Evaluate the Workflow of Accounting Operations
Although companies commit to a growing number of improvement teams, few are able to extract the correct information, because they are administered without a full understanding of process flows throughout the Procure to Pay cycle -- from the identification of need to the purchase of products and services. Most user groups focus on isolated events and fail to generate truly useful information. In contrast, TAM leaders focus on understanding each business units' own processes. They integrate all department experience data points: from surveys to supplier feedback. They also conduct focus groups with valued suppliers to evaluate customers' "biggest pains" and understand how they can help alleviate their complaints.
Develop an Integrated Process Redesign
In the 1990s, massive enterprise resource planning implementation triggered the redesign of business processes. Today, leading companies do the reverse -- they use strategic goals to create IT systems that work to support company-wide interests. TAM leaders leverage the insights generated by enlightened managers to initiate a process transformation drive that often includes new functionality to best serve the needs of the business and financial operation. TAM leaders involve the business organization, deciding on the trade-off between process efficiency and cost, on the one hand, and vendor needs, on the other, while mapping these new functionalities to each point of staff member interaction. TAM leaders then analyze the interdependency between processes to ensure a seamless system-to-system handoff – with minimal need for people based processing. One Electronics Supplier analyzed the customer experience across B2B interactions and redesigned its core processes at all 15 customer-interaction points accordingly -- from order placement, to invoicing, receivables management and remittance processing.

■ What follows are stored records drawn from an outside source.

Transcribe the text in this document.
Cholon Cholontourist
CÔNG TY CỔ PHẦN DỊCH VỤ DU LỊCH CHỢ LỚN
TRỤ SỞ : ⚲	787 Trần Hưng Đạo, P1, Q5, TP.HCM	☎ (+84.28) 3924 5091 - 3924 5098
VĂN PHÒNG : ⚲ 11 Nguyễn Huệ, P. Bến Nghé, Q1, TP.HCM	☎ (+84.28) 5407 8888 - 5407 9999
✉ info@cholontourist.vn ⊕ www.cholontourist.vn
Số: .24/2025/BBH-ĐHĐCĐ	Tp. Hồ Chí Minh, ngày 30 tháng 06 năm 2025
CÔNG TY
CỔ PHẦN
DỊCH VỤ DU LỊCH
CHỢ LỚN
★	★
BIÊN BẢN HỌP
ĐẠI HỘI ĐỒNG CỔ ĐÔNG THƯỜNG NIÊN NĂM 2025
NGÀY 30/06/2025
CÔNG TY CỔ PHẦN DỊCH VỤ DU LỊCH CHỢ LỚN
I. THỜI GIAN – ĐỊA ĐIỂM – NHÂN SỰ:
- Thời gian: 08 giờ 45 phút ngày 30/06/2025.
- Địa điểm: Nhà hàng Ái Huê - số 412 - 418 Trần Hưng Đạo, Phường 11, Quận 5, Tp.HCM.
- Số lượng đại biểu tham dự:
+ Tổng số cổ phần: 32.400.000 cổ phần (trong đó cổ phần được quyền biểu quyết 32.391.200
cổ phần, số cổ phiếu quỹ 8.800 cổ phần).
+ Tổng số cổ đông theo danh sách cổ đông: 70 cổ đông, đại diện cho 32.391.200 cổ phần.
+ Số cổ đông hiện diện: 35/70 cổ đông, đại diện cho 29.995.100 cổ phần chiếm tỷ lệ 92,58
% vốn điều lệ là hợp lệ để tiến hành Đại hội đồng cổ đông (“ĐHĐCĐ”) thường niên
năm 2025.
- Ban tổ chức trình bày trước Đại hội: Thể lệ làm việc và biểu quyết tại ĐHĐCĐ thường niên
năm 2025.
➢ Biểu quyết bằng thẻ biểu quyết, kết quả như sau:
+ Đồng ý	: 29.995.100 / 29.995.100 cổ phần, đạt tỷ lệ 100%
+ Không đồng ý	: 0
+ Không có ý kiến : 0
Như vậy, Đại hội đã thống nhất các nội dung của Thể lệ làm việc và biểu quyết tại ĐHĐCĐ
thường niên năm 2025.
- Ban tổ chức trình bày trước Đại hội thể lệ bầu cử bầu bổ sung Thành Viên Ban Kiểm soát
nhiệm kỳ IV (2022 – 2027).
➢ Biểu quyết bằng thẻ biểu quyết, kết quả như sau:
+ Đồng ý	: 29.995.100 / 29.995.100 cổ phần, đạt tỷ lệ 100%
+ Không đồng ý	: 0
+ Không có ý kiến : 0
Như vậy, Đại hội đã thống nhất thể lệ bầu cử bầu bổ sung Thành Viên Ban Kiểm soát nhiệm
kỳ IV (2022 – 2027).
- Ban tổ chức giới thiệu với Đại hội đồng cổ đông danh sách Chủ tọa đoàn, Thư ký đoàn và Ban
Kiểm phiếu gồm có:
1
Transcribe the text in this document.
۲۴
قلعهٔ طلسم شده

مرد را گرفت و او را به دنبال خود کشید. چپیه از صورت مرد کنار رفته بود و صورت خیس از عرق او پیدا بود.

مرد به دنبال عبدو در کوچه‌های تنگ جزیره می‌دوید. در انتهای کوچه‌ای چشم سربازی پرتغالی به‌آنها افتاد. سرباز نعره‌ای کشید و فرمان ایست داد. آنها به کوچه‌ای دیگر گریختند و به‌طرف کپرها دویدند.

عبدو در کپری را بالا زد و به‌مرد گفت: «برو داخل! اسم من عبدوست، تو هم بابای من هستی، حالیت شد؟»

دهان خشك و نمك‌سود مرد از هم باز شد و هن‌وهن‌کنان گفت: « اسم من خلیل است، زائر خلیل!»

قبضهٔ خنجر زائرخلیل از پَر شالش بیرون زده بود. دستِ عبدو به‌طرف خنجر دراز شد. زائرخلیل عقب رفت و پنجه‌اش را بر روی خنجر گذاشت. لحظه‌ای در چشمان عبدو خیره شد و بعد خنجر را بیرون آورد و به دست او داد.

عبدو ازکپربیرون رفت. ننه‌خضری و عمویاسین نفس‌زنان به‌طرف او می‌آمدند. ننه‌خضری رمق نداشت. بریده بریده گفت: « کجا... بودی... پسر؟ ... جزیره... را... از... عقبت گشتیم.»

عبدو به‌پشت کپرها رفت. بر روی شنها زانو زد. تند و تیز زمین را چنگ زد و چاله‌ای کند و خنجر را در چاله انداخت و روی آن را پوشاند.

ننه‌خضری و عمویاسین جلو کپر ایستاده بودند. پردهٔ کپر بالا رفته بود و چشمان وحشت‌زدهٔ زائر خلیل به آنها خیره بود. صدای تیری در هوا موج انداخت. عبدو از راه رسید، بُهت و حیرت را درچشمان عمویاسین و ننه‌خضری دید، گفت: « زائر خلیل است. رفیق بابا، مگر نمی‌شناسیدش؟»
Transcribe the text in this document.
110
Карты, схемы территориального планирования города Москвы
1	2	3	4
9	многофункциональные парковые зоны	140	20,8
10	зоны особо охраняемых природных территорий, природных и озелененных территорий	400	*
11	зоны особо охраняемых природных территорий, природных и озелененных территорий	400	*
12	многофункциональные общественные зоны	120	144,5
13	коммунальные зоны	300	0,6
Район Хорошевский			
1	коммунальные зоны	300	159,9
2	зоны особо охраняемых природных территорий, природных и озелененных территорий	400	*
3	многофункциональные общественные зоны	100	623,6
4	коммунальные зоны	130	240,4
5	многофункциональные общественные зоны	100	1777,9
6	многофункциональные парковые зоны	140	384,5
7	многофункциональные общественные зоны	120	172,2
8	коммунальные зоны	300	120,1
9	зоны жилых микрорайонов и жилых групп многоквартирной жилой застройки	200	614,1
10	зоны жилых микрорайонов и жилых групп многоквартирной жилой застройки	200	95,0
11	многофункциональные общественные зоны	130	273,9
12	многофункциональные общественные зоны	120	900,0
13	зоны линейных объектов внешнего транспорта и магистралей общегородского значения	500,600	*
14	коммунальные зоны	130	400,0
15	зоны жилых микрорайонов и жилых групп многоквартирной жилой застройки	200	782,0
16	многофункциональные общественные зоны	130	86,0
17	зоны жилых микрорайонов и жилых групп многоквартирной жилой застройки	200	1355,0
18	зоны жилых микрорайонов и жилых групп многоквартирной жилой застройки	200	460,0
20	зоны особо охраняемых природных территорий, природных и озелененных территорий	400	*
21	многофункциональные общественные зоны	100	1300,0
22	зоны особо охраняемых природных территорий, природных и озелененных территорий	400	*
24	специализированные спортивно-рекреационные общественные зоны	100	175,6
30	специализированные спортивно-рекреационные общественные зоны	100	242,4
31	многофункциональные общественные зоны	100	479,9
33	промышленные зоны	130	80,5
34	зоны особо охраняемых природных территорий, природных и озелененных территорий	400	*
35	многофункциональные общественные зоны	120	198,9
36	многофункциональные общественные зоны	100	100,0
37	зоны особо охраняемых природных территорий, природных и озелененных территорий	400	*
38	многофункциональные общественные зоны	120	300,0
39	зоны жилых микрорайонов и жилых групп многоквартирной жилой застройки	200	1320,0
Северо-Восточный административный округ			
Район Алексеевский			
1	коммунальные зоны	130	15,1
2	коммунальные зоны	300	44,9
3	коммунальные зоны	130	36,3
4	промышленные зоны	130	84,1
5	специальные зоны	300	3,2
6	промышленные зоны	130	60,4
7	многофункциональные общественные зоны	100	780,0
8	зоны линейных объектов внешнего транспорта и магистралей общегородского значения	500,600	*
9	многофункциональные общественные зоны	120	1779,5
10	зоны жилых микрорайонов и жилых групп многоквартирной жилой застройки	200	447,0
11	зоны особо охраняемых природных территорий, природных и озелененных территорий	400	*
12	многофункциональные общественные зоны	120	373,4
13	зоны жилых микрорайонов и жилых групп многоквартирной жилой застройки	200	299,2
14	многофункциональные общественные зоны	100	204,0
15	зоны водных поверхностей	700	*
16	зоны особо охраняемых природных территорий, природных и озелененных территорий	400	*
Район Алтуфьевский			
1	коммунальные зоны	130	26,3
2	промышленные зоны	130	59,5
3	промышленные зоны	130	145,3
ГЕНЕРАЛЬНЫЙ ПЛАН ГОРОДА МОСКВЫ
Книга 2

Design Your Treasury Strategy
The specifications for IT architecture should always come last, since the IT architecture should provide the underlying support to best your customers (Internal and External) needs.
Evaluation of a company's current treasury architecture and of the data-flow needs generated by the business's transformation will determine the requirements for new treasury management and ePayments investments. Spending time on the four earlier steps will ensure quality results on the back end and provide clear direction for the organization.
TAM presents a unique opportunity to truly leverage the power of the Web and to generate sustainable competitive advantages. However, companies should prioritize business fundamentals and take the time to strategically define and implement TAM. Otherwise, the TAM hype will create more victims.